Eighty-seven (87) accidents and 239 fatalities took place from January 2000 through December 2020. Nearly three-fourths (72.4%) of fatalities occurred on helicopters, while just 27.6% occurred on airplanes. Interpreting the NTSB findings, various human factors probably contributed to 87.4% of fatalities. These include pilot disorientation, pilot errors, maintenance errors, impairment, fatigue, or weather misestimation. Nighttime-related factors probably contributed to 38.9% of fatalities, followed by weather-related factors (35.6%), and various mechanical failures (17.2%).

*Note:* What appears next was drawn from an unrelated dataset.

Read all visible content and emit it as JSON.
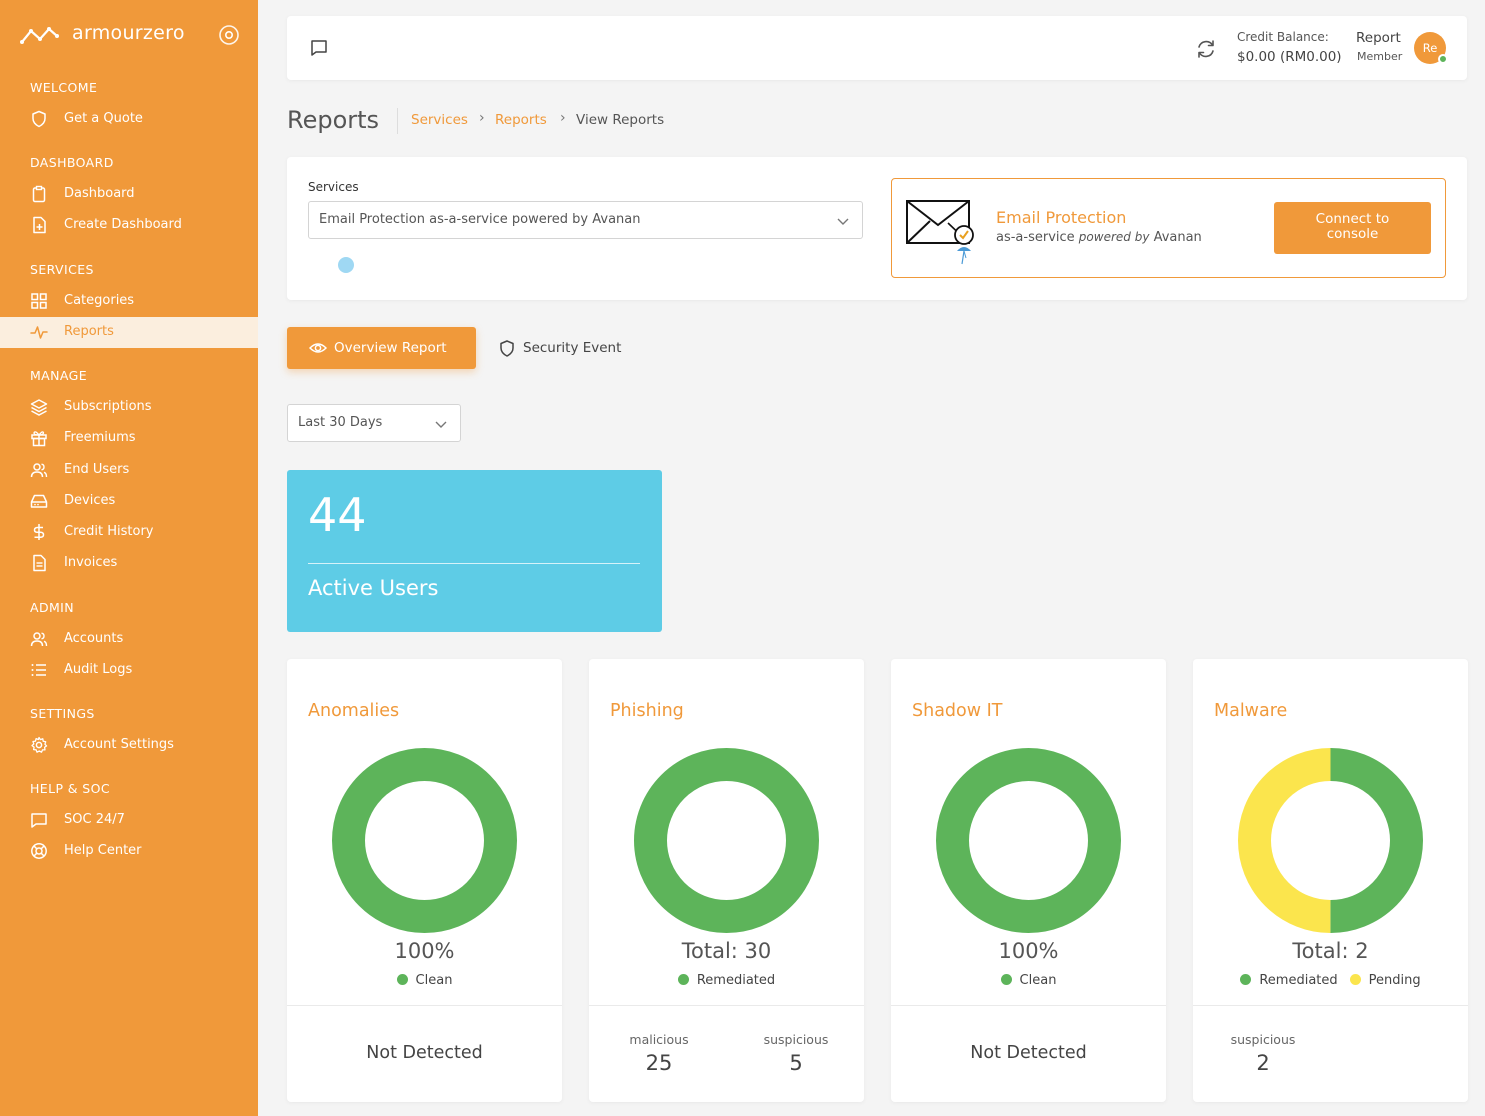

These data show that the probable causes of fatal air medical accidents are primarily human factors and are, therefore, likely preventable. Developing a safety-first culture with a focus on human factors training has been shown to improve outcomes across a wide range of medical specialties (eg, anesthesia, surgery, and resuscitation). While there have been fewer fatal accidents in recent years, a continued emphasis on various training modalities seems warranted.
目前,许多飞机和直升机被用作空中救护车来运送重症患者。不幸的是,美国民用空中医疗运输发生了大量严重和致命事故。目前,需要更多研究来确定哪些因素会影响空中医疗安全。
查询了美国国家运输安全委员会(NTSB)的事故报告。如果事故发生在2000年至2020年期间,涉及空中医疗飞行的直升机或飞机(由NTSB确定),且至少有一人死亡,则对事故报告进行分析。检查事故日期、所涉飞机型号以及NTSB确定的事故可能原因。
2000年1月至2020年12月期间发生了87起事故,造成239人死亡。近四分之三(72.4%)的死亡发生在直升机上,而只有27.6%发生在飞机上。解读NTSB的调查结果,各种人为因素可能导致了87.4%的死亡。这些因素包括飞行员迷失方向、飞行员失误、维护失误、身体机能受损、疲劳或对天气估计错误。与夜间相关的因素可能导致了38.9%的死亡,其次是与天气相关的因素(35.6%)和各种机械故障(17.2%)。
这些数据表明,致命空中医疗事故的可能原因主要是人为因素,因此很可能是可以预防的。建立以人为因素培训为重点的安全第一文化已被证明可以改善广泛医学专业(如麻醉、手术和复苏)的治疗效果。虽然近年来致命事故有所减少,但似乎仍有必要继续强调各种培训方式。